Tunable lanthanide-directed metallosupramolecular networks by exploiting coordinative flexibility through ligand stoichiometry

• Published in: Chemical communications (Cambridge, England) Vol. 52; no. 8; pp. 1618 - 1621
• Main Authors: Lyu, Guoqing, Zhang, Qiushi, Urgel, José I, Kuang, Guowen, Auwärter, Willi, Ecija, David, Barth, Johannes V, Lin, Nian
• Format: Journal Article
• Language: English
• Published: England 01.01.2016
• Subjects: Architecture; Flexibility; Lanthanides; Lanthanoid Series Elements - chemistry; Ligands; Networks; Self assembly; Stoichiometry; Two dimensional
• ISSN: 1359-7345; 1364-548X
• DOI: 10.1039/c5cc08526h

We report the self-assembly of multi-component lanthanide coordination metallosupramolecular structures on a Au(111) surface.

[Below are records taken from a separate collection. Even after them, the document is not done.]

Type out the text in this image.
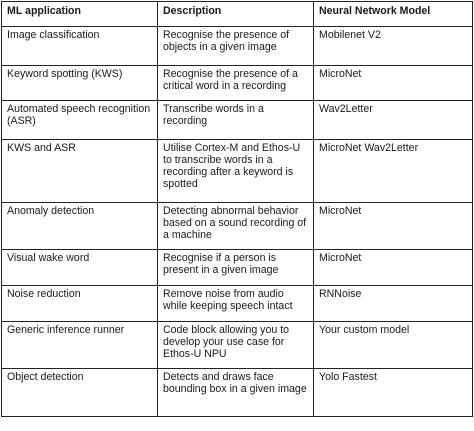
ML application	Description	Neural Network Model
Image classification	Recognise the presence of objects in a given image	Mobilenet V2
Keyword spotting (KWS)	Recognise the presence of a critical word in a recording	MicroNet
Automated speech recognition (ASR)	Transcribe words in a recording	Wav2Letter
KWS and ASR	Utilise Cortex-M and Ethos-U to transcribe words in a recording after a keyword is spotted	MicroNet Wav2Letter
Anomaly detection	Detecting abnormal behavior based on a sound recording of a machine	MicroNet
Visual wake word	Recognise if a person is present in a given image	MicroNet
Noise reduction	Remove noise from audio while keeping speech intact	RNNoise
Generic inference runner	Code block allowing you to develop your use case for Ethos-U NPU	Your custom model
Object detection	Detects and draws face bounding box in a given image	Yolo Fastest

Eu atoms coordinate with two heterotypic ligands of quarterphenyl-4,4′′-dicarbonitrile and 4′,4′′′′-(1,4-phenylene)bis(2,2′:6′,2′′-terpyridine). For carbonitrile ligand : terpyridyl stoichiometric ratios of 0.7, Eu atoms are primarily ligated in a four-fold coordination scheme. By increasing the carbonitrile ligand to reach a stoichiometry of 1.8, Eu atoms are ligated now in a five-fold coordination sphere. Two types of coordination schemes result in structures exhibiting one-dimensional and two-dimensional morphologies, respectively. This study demonstrates that the flexible lanthanide coordination sphere facilitates the rational design of metallosupramolecular architectures. Eu forms 4-fold or 5-fold coordination structures with terpyridyl and carbonitrile ligands on the Au(111) surface depending on the ligand stoichiometry.